37. Bölüm

XXX.

Nazlı Kerçin
nzlkrcn

 

Anlamadım"dedim kapıda bekleyen kadına boş boş yüzüne bakıyordum. "Zeynep kızım benim annen" dedi tekrardan.

Ne saçmalıyordu bu kadın? Nereden çıkmıştı bu?

ĆSiz ne dediğinizin farkında mısınız acaba hiç hoş bir şaka değil" dedim kaşlarımı çatarak. O ise ciddiyetini sürdürdü

 

"Şaka yapmıyorum Zeynep benim kızım Annen" Papağan gibi sürekli aynı şeyi tekrarlıyordu.

benim kızım annen benim kızım annen benim kızım annen

 

Oysa benim sadece iki tane annem vardı Biri Gülten annem Diğeri ise Nurten annem. Bu kadın kimdi? Kapımda gece yarısı ne arıyordu? Böyle saçma şeyleri neden söylüyordu hiç bir fikrim yoktu.

 

 

"Kesin saçmalamayı" diyerek yükseldim en sonunda. Yeterdi. Fazla uzatmıştı. "Evimden gidin lütfen!" Tam bişeyler diyecekti ki elimi kaldırarak susturdum

"Kimsiniz?

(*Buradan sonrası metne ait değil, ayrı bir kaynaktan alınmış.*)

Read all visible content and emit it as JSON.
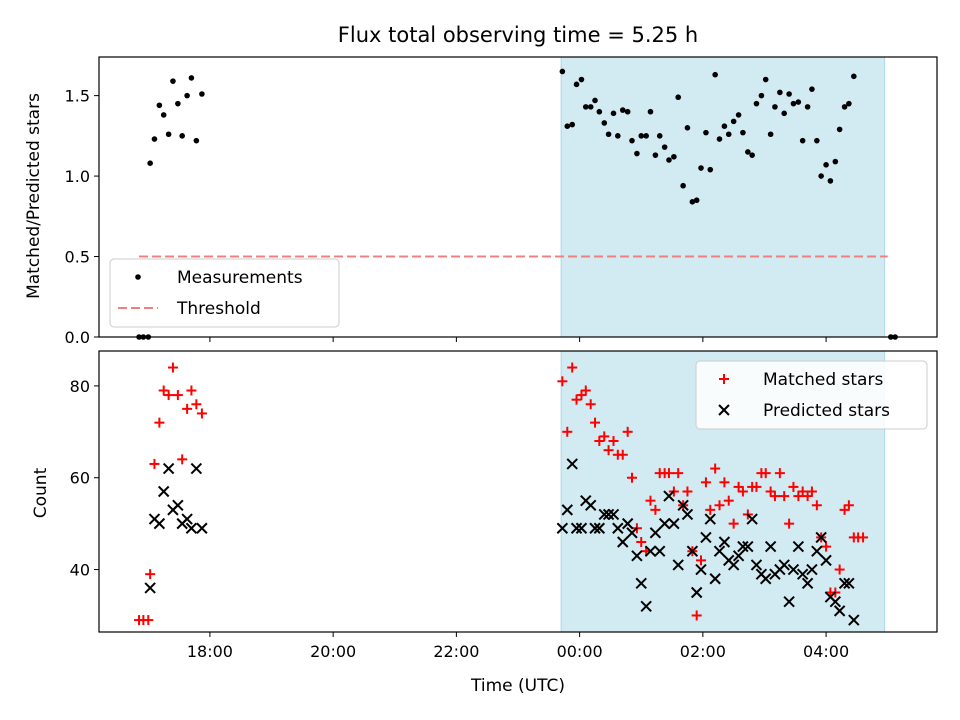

Neden bu saatte kapımdasınız bilmiyorum. Dediklerinize inanmıyorum. Öyle bile olsa inanamıyorum. Şimdi lütfen gidin ve bir daha da ne evime gelin ne de karşıma çıkın!!" Son sözümü söyledikten sonra hızla kapıyı üzerine kapattım. Yönümü salona çevirip yürüdüm. Hemen bir adım arkamdan gelen kocam ile birlikte.

Salona girdiğimde herkesin tedirgin bakışları karşıladı beni. Bu güzel geceyi bozmamak için gülümsemeye çalıştım. Ama başarılı olamadığımı hepimiz biliyorduk.

"Biz artık kalkalım" diyen Ömerdi.

"Oturuyorduk daha"

"Geç oldu iyice. Hem sizde yoruldunuz tüm gün birsürü hazırlık yapmışsınız dinlenirsiniz"

"üstelik yarın sevgili komserimizin bize yazmış olduğu nöbete geç kalmak istemeyiz" diye ise Eymendi.

"Değil mi ama yeni yılın ilk nöbetini tutmakta bize nasip oldu konserimiz sağolsun" Yusuf'ta lafa daldığında Murat sahte kızgınlıkla kaşlarını çattı

"Dua edin bu geceden yazmadım nöbeti"

 

Herkes gittikten sonra, Aylin, Aytaç, Murat ve ben salonun ortasında öylece dikildik. Gözlerimi kısa bir tur attım; tabaklar, bardaklar, hafif dağılmış süsler… Her şey bir anda sanki bu geceyi hatırlatan sessiz bir delikti.

 

“Şunları bir toparlayalım önce,” diyerek konuyu dağıtmaya çalıştım. Elime aldığım iki tabakla mutfağa doğru adım attım ama Murat ellerini nazikçe koluma koydu.

“Sen bırak sevgilim, ben hallederim,” dedi, tabakları elimden alıp masaya geri koyarken.

“Hadi, geç içeri, dinlen güzelce biraz. Ben buraları toparlar, arkandan gelirim,” diye ekledi.

İtiraz etmedim; itiraz edecek kadar halim yoktu.

Aylin ve Aytaç’a bakmadan, sessiz adımlarla odamıza doğru ilerledim. Kapıyı kapattım ve sırtımı kapının arkasına yasladım.

Kafamda susmak bilmeyen sesler vardı. Her biri ayrı telden, kendi şiirini okuyordu. Bu kadar güzel bir geceyi mahveden o kadın… gerçekten benim annem olabilir miydi? Eğer öyleyse, yirmi küsür yıl sonra neden kapıma gelmişti? Eğer biri bana şaka yapıyorsa, bu şakanın amacı neydi? Böyle kötü bir şey şaka olabilir miydi?

Dolaba yöneldim, pijamalarımı aldım ve üzerimi değiştirdim. Tam yatağa uzanmıştım ki, kapı tekrar açıldı. Murat, küçük bir gülümsemeyle yanıma yaklaştı. Yüzündeki gülümseme bir parça manidardı.

 

“Kovdular beni,” dedi, hafif alaycı bir sesle.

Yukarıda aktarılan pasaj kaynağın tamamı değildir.